Gran parte de mi historia infértil ha transcurrido con grandes rebotes. Todo empezó después de la boda de mi hermana, en junio de 2014. Me dejé los anticonceptivos un par de meses o tres antes para que entonces fuera llegar y besar el santo. Iba a ser verano, todos tranquilos, aquello del relax… Nada de hacer planes, ni comprar billetes de avión ni cosas raras, no fuera que el otoño me pillara embarazada. Aquel otoño nos fuimos a Sevilla y nos bañamos en una piscina en un tejado. Obviamente, no me quedé embarazada ni en Sevilla ni en ningún sitio.

Un tiempo después me llamó mi anterior gine  y me dijo que aquella lesión en el cuello del útero causada por el VPH que había tenido casi 10 años antes había vuelto. Entonces empezó el rebote. Tuve la intuición de que que lo mío con la maternidad o no iba a ser nunca o iba a ir para largo, así que me planteé la vida de otra manera: huyendo.

Para mí, volar era mi forma de escapar de todo esto. Pasé de no hacer planes, incluso de no comprarme ropa por si me quedaba embarazada a gastarme prácticamente toda la pasta que ganaba en billetes de avión. Cuanto más lejos, mejor. Cuantos más fines de semana, mejor. Cuanto menos pensara, mejor.

Llegó un momento en el que volar ya no fue suficiente. La vida se complicaba tanto que yo necesitaba algo que me mantuviera alejada de cualquier plan y cualquier pensamiento relacionado con mi futura e hipotética maternidad. Algo dentro de mí tenía claro que la maldita lesión iba a dar guerra y me iba a poner las cosas muy difíciles. Aproveché entonces para meterme a muerte en un proyecto de dos años de una especie de ONG de mi ciudad, un proyecto que termina con la primavera y ese fin me permitirá retomar mi vida.

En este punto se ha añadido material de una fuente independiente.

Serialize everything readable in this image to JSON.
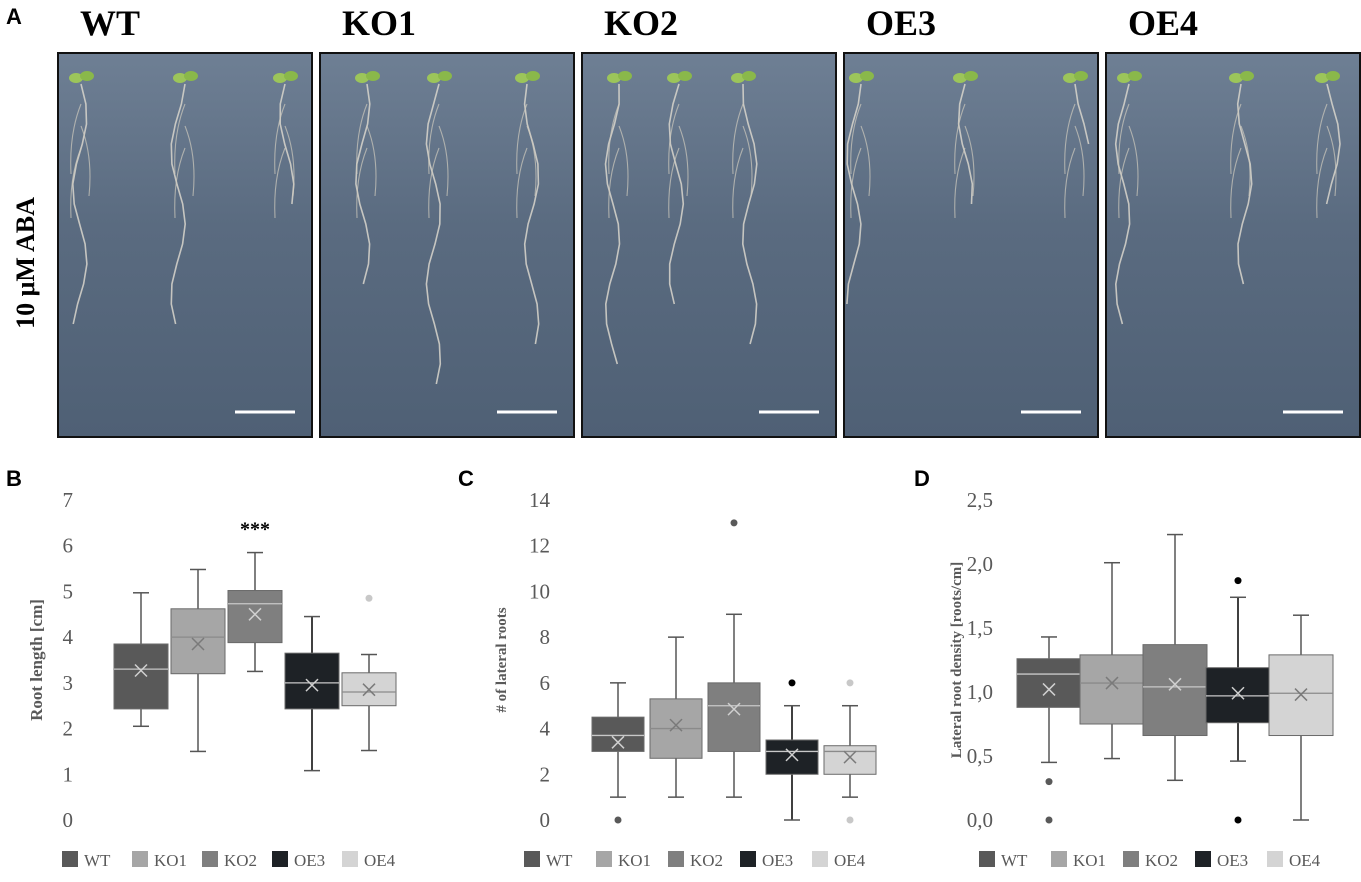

Mi nivel de desconexión fue tal que incluso con el presupuesto de la primera FIV aprobado y todo, me fui 15 días a Asia. Fue mi forma de despedirme de todo esto, de dejar de salir corriendo. En ese viaje compramos una figurita de Daruma y le pintamos un ojo solo. Cada día me recuerda que ahora toca perseverar y dejar de buscarme excusas que me mantengan ocupada para no pensar que tengo un proyecto muchísimo más importante entre manos. Además, con los TRA tampoco hay ni un duro para viajes, pero ese es otro cantar.

Y a eso iba, que se tienen que acabar los rebotes y los planes alternativos para intentar no pensar. Quizá ahora toque un periodo de realidad, de no correr tanto, centrarme en lo que importa y de no buscar llenar los huecos con cosas que, en realidad, tampoco llenan tanto.

¡Feliz semana!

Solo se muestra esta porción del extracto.